After walking into court, nervous as a child walking into a kindergarten class for the first time, I left out in pure defeat.
After the protective order was denied and the defendant gave his (lies) I soon realized that this road to closure was not gonna be a wide one and it surely wasn’t going to be easy. I realized that it will be one that must be studied and mastered. I realized that if I don’t change the way I travel (anger) that I will live the rest of my life in defeat.
As I type this with tears in my eyes I realize there are so many women out there like me. They tell their story of abuse yet nobody comes to their rescue. They try to move on with their life but remnants of past pain hunt the way they cope with minor disappointments in new relationships. They give freely of themselves and are disappointed when its not given in return. They KNOW they deserve more, but yet feel stuck in a box on an isolated, desolated island.
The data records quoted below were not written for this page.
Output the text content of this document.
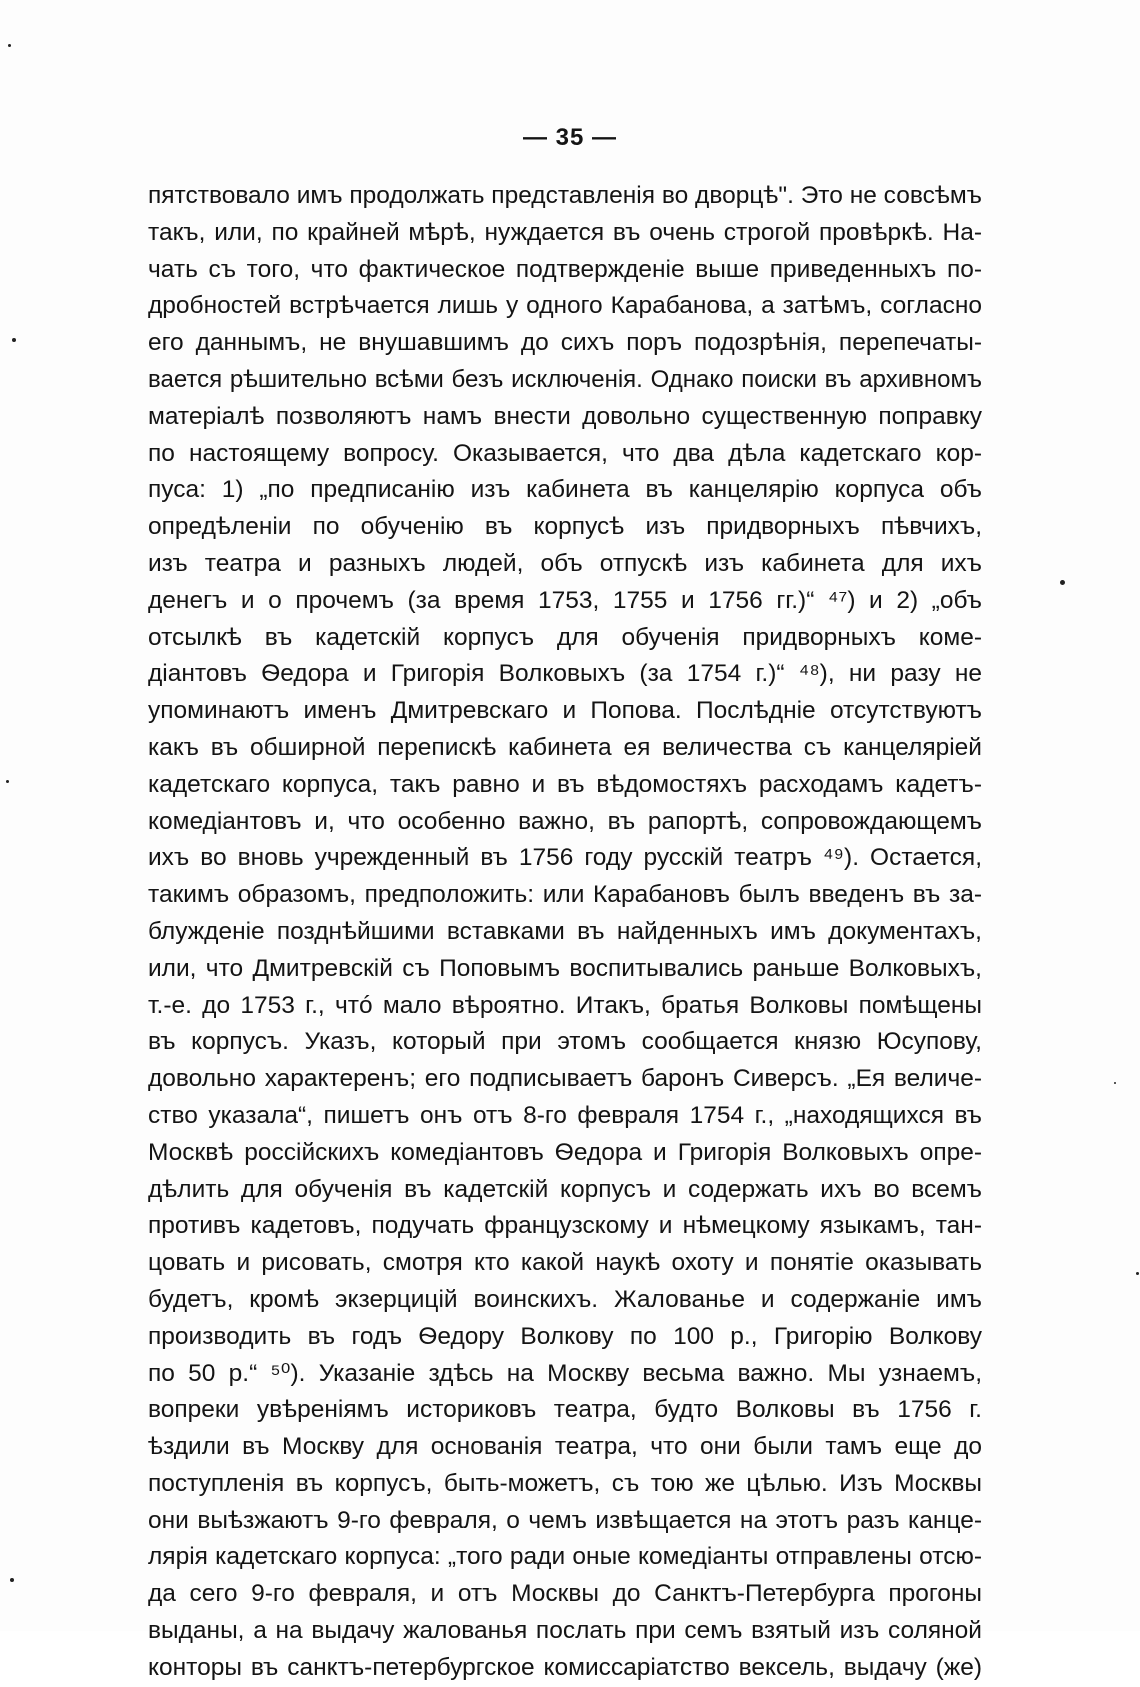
— 35 —
пятствовало имъ продолжать представленія во дворцѣ". Это не совсѣмъ
такъ, или, по крайней мѣрѣ, нуждается въ очень строгой провѣркѣ. На-
чать съ того, что фактическое подтвержденіе выше приведенныхъ по-
дробностей встрѣчается лишь у одного Карабанова, а затѣмъ, согласно
его даннымъ, не внушавшимъ до сихъ поръ подозрѣнія, перепечаты-
вается рѣшительно всѣми безъ исключенія. Однако поиски въ архивномъ
матеріалѣ позволяютъ намъ внести довольно существенную поправку
по настоящему вопросу. Оказывается, что два дѣла кадетскаго кор-
пуса: 1) „по предписанію изъ кабинета въ канцелярію корпуса объ
опредѣленіи по обученію въ корпусѣ изъ придворныхъ пѣвчихъ,
изъ театра и разныхъ людей, объ отпускѣ изъ кабинета для ихъ
денегъ и о прочемъ (за время 1753, 1755 и 1756 гг.)“ ⁴⁷) и 2) „объ
отсылкѣ въ кадетскій корпусъ для обученія придворныхъ коме-
діантовъ Ѳедора и Григорія Волковыхъ (за 1754 г.)“ ⁴⁸), ни разу не
упоминаютъ именъ Дмитревскаго и Попова. Послѣдніе отсутствуютъ
какъ въ обширной перепискѣ кабинета ея величества съ канцеляріей
кадетскаго корпуса, такъ равно и въ вѣдомостяхъ расходамъ кадетъ-
комедіантовъ и, что особенно важно, въ рапортѣ, сопровождающемъ
ихъ во вновь учрежденный въ 1756 году русскій театръ ⁴⁹). Остается,
такимъ образомъ, предположить: или Карабановъ былъ введенъ въ за-
блужденіе позднѣйшими вставками въ найденныхъ имъ документахъ,
или, что Дмитревскій съ Поповымъ воспитывались раньше Волковыхъ,
т.-е. до 1753 г., чтó мало вѣроятно. Итакъ, братья Волковы помѣщены
въ корпусъ. Указъ, который при этомъ сообщается князю Юсупову,
довольно характеренъ; его подписываетъ баронъ Сиверсъ. „Ея величе-
ство указала“, пишетъ онъ отъ 8-го февраля 1754 г., „находящихся въ
Москвѣ россійскихъ комедіантовъ Ѳедора и Григорія Волковыхъ опре-
дѣлить для обученія въ кадетскій корпусъ и содержать ихъ во всемъ
противъ кадетовъ, подучать французскому и нѣмецкому языкамъ, тан-
цовать и рисовать, смотря кто какой наукѣ охоту и понятіе оказывать
будетъ, кромѣ экзерцицій воинскихъ. Жалованье и содержаніе имъ
производить въ годъ Ѳедору Волкову по 100 р., Григорію Волкову
по 50 р.“ ⁵⁰). Указаніе здѣсь на Москву весьма важно. Мы узнаемъ,
вопреки увѣреніямъ историковъ театра, будто Волковы въ 1756 г.
ѣздили въ Москву для основанія театра, что они были тамъ еще до
поступленія въ корпусъ, быть-можетъ, съ тою же цѣлью. Изъ Москвы
они выѣзжаютъ 9-го февраля, о чемъ извѣщается на этотъ разъ канце-
лярія кадетскаго корпуса: „того ради оные комедіанты отправлены отсю-
да сего 9-го февраля, и отъ Москвы до Санктъ-Петербурга прогоны
выданы, а на выдачу жалованья послать при семъ взятый изъ соляной
конторы въ санктъ-петербургское комиссаріатство вексель, выдачу (же)
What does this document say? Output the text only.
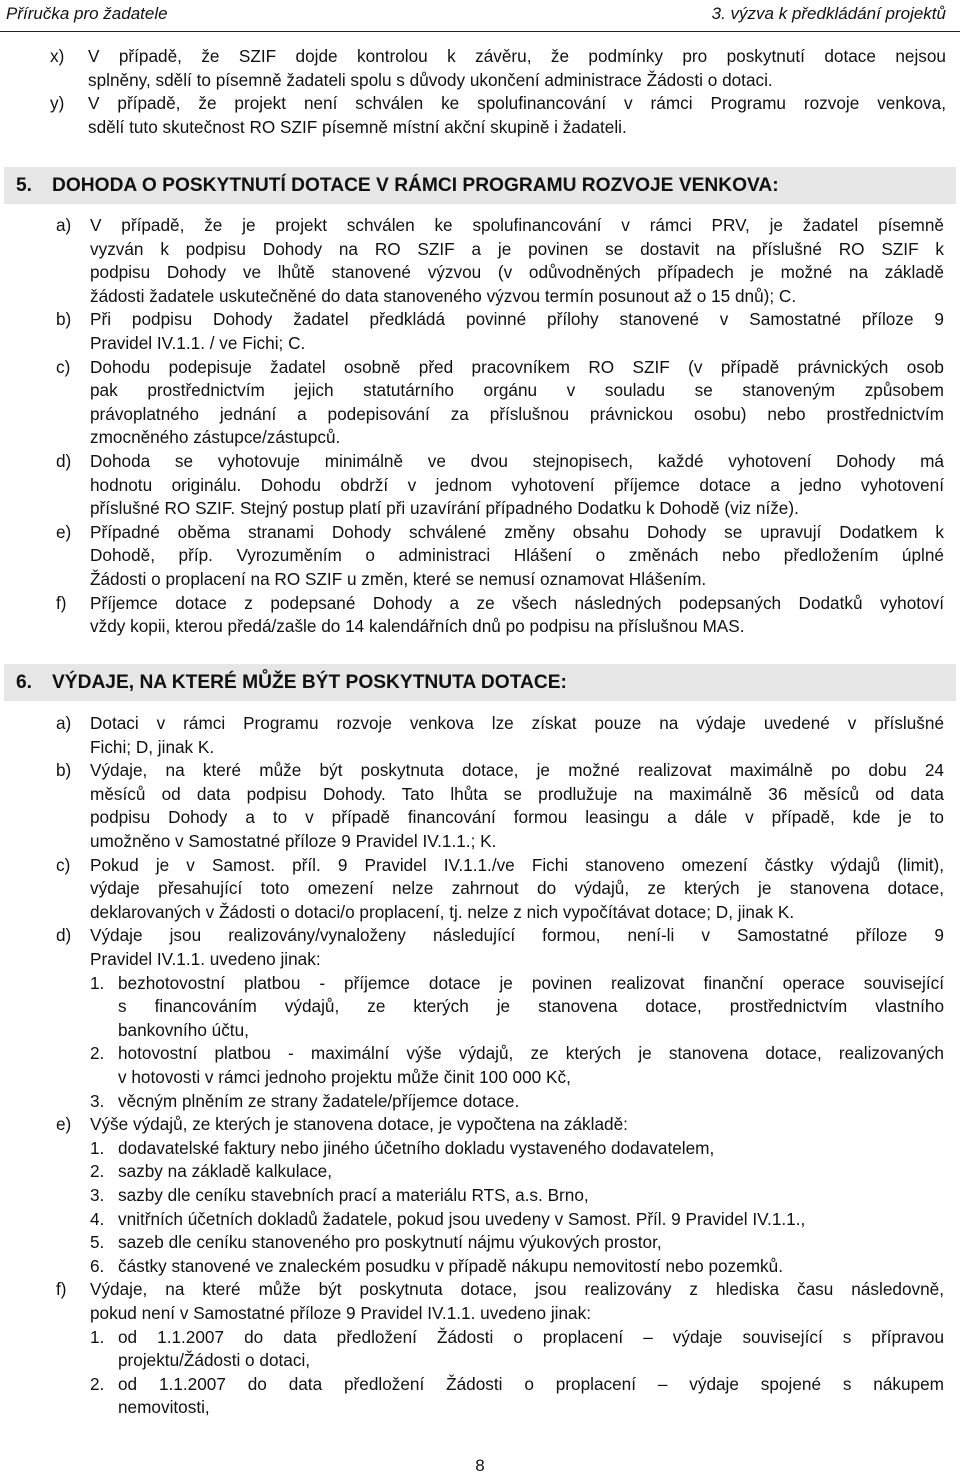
Příručka pro žadatele	3. výzva k předkládání projektů
x) V případě, že SZIF dojde kontrolou k závěru, že podmínky pro poskytnutí dotace nejsou
splněny, sdělí to písemně žadateli spolu s důvody ukončení administrace Žádosti o dotaci.
y) V případě, že projekt není schválen ke spolufinancování v rámci Programu rozvoje venkova,
sdělí tuto skutečnost RO SZIF písemně místní akční skupině i žadateli.
5. DOHODA O POSKYTNUTÍ DOTACE V RÁMCI PROGRAMU ROZVOJE VENKOVA:
a) V případě, že je projekt schválen ke spolufinancování v rámci PRV, je žadatel písemně
vyzván k podpisu Dohody na RO SZIF a je povinen se dostavit na příslušné RO SZIF k
podpisu Dohody ve lhůtě stanovené výzvou (v odůvodněných případech je možné na základě
žádosti žadatele uskutečněné do data stanoveného výzvou termín posunout až o 15 dnů); C.
b) Při podpisu Dohody žadatel předkládá povinné přílohy stanovené v Samostatné příloze 9
Pravidel IV.1.1. / ve Fichi; C.
c) Dohodu podepisuje žadatel osobně před pracovníkem RO SZIF (v případě právnických osob
pak prostřednictvím jejich statutárního orgánu v souladu se stanoveným způsobem
právoplatného jednání a podepisování za příslušnou právnickou osobu) nebo prostřednictvím
zmocněného zástupce/zástupců.
d) Dohoda se vyhotovuje minimálně ve dvou stejnopisech, každé vyhotovení Dohody má
hodnotu originálu. Dohodu obdrží v jednom vyhotovení příjemce dotace a jedno vyhotovení
příslušné RO SZIF. Stejný postup platí při uzavírání případného Dodatku k Dohodě (viz níže).
e) Případné oběma stranami Dohody schválené změny obsahu Dohody se upravují Dodatkem k
Dohodě, příp. Vyrozuměním o administraci Hlášení o změnách nebo předložením úplné
Žádosti o proplacení na RO SZIF u změn, které se nemusí oznamovat Hlášením.
f) Příjemce dotace z podepsané Dohody a ze všech následných podepsaných Dodatků vyhotoví
vždy kopii, kterou předá/zašle do 14 kalendářních dnů po podpisu na příslušnou MAS.
6. VÝDAJE, NA KTERÉ MŮŽE BÝT POSKYTNUTA DOTACE:
a) Dotaci v rámci Programu rozvoje venkova lze získat pouze na výdaje uvedené v příslušné
Fichi; D, jinak K.
b) Výdaje, na které může být poskytnuta dotace, je možné realizovat maximálně po dobu 24
měsíců od data podpisu Dohody. Tato lhůta se prodlužuje na maximálně 36 měsíců od data
podpisu Dohody a to v případě financování formou leasingu a dále v případě, kde je to
umožněno v Samostatné příloze 9 Pravidel IV.1.1.; K.
c) Pokud je v Samost. příl. 9 Pravidel IV.1.1./ve Fichi stanoveno omezení částky výdajů (limit),
výdaje přesahující toto omezení nelze zahrnout do výdajů, ze kterých je stanovena dotace,
deklarovaných v Žádosti o dotaci/o proplacení, tj. nelze z nich vypočítávat dotace; D, jinak K.
d) Výdaje jsou realizovány/vynaloženy následující formou, není-li v Samostatné příloze 9
Pravidel IV.1.1. uvedeno jinak:
1. bezhotovostní platbou - příjemce dotace je povinen realizovat finanční operace související
s financováním výdajů, ze kterých je stanovena dotace, prostřednictvím vlastního
bankovního účtu,
2. hotovostní platbou - maximální výše výdajů, ze kterých je stanovena dotace, realizovaných
v hotovosti v rámci jednoho projektu může činit 100 000 Kč,
3. věcným plněním ze strany žadatele/příjemce dotace.
e) Výše výdajů, ze kterých je stanovena dotace, je vypočtena na základě:
1. dodavatelské faktury nebo jiného účetního dokladu vystaveného dodavatelem,
2. sazby na základě kalkulace,
3. sazby dle ceníku stavebních prací a materiálu RTS, a.s. Brno,
4. vnitřních účetních dokladů žadatele, pokud jsou uvedeny v Samost. Příl. 9 Pravidel IV.1.1.,
5. sazeb dle ceníku stanoveného pro poskytnutí nájmu výukových prostor,
6. částky stanovené ve znaleckém posudku v případě nákupu nemovitostí nebo pozemků.
f) Výdaje, na které může být poskytnuta dotace, jsou realizovány z hlediska času následovně,
pokud není v Samostatné příloze 9 Pravidel IV.1.1. uvedeno jinak:
1. od 1.1.2007 do data předložení Žádosti o proplacení – výdaje související s přípravou
projektu/Žádosti o dotaci,
2. od 1.1.2007 do data předložení Žádosti o proplacení – výdaje spojené s nákupem
nemovitosti,
8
You all never know hurt until you have experienced it. You will never know how to help another person heal if you never have went through the process.
I BELIEVE GOD! “So the last will be first, and the first will be last.” -Matthew 20:16
Sometimes we can want so bad to change a meaningless situation that we allow pride and pain to become home for us. I took an incredible step on my path to holiness….Afraid of the voices and stares I had to release my mind of constant sorrow and imagine a sun rise that I never thought a deserved to see….
I broke my silence…I released my pain….I made the decision that I am worth more….
I confessed my sin….I reported my abuser….I decided to live again
I have been involved in an affair with a pastor…..Not my pastor before hand, but we had a well….Sensual overly friendly relationship (you catching my steez). He was verbally, physically, spiritually, and emotionally abusive. After years of this going on I was tired of being talked down to and decided to break my silence. I reported him for causing physical harm for the LAST time to me…I can ONLY PRAY & BELIEVE that this step is the best step in the right direction……
I hope my story touches the lives of other young women who once walked in my shoes..You are loved, adored, full of greatness….. YOU WILL LIVE AGAIN…
I learned that some people study you to know your trigger points. These are the points that if touched inappropriately will cause you to react in an unpredicted way.
All and more are cowardly ways that these pressure points are tickled.
So many times people thrive off of power. When they feel that they have lost the power they will do anything to get back at that person…Its a series of events that back you into a corner and cause you to act in a manner that the other person desires to possibly get back what you really want from them not need.
I myself am guilty…Playing in the amusement park of events, rides, themed events that cause me to react in a way that never benefits me, but benefits the person that applied negative pressure in my life.
The focus now is not to simply stop their actions, but stop how I REACT. In the end my reaction doesn’t effect the person, it EFFECTS ME and my FUTURE!!